Why not create 2 documents and use documentToJsonString twice? It will do all the necessary conversions. Imo you found a workaround to your problem in postman and you are trying to apply it to a different platform. This doesn’t mean you found the correct solution. Your solution works in postman because you are using 2 different quotes in conjunction while assuming json is also a javascript. It should work but it will make a mess that way. If your object is declared like a data object having nested object within it, as in the code below, you don’t need to do anything, just mimic the json object with document and convert it to json.
{
"data": [{
"object1": "value1",
"object2":"value2"
},
{
"object1": "value3",
"object2":"value4"
}]
}
If your object defined as below, you need to call documentToJsonString twice, once for creating the inner jsonobject, second time for outer json object, because your field is not an object instead it is a string. Your example looks like this.
"JsonObject":{
"data":"someOtherJsonString"
}
If you convert your data object twice your inner json object will have \"
instead of "
for enclosing strings.

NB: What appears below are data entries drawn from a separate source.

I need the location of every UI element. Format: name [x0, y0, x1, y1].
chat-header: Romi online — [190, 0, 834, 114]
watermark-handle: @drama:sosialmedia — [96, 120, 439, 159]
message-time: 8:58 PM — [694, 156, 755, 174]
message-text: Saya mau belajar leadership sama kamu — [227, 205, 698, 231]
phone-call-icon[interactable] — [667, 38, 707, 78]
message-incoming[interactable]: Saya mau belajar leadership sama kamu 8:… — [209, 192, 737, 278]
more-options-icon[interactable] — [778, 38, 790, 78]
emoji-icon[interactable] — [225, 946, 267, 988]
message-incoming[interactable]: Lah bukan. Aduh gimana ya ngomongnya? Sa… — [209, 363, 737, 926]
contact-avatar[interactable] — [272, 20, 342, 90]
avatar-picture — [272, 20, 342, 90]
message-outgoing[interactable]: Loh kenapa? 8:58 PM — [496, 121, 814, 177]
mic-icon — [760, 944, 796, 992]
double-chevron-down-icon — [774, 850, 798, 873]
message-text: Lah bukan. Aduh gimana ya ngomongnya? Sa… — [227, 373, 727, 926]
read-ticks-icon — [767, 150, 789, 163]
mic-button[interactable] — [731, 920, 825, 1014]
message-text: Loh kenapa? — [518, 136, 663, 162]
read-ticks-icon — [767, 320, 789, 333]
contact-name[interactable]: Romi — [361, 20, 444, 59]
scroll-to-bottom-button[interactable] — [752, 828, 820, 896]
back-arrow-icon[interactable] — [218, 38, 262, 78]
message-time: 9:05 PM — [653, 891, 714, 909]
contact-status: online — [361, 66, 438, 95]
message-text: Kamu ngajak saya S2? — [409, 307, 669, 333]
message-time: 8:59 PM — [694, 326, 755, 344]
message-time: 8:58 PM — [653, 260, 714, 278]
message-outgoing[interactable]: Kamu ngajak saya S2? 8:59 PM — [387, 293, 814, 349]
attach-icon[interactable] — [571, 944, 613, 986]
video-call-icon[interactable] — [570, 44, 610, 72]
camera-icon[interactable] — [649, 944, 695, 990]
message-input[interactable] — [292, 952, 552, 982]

Your solution works because you are using a different quotes chars like we do it in javascript programing, but that’s a manual operation and it can cause inconsistencies. After converting a json object to a json string; it is no longer an object, it is string; hence you need to make proper conversions like using escape chars for quotes. You are not supposed to make any changes (other then escaping some chars) to the jsonString once you create the jsonString. You can definately break it.
Also keep in mind that http.client can produce the outter json object, if you map a document.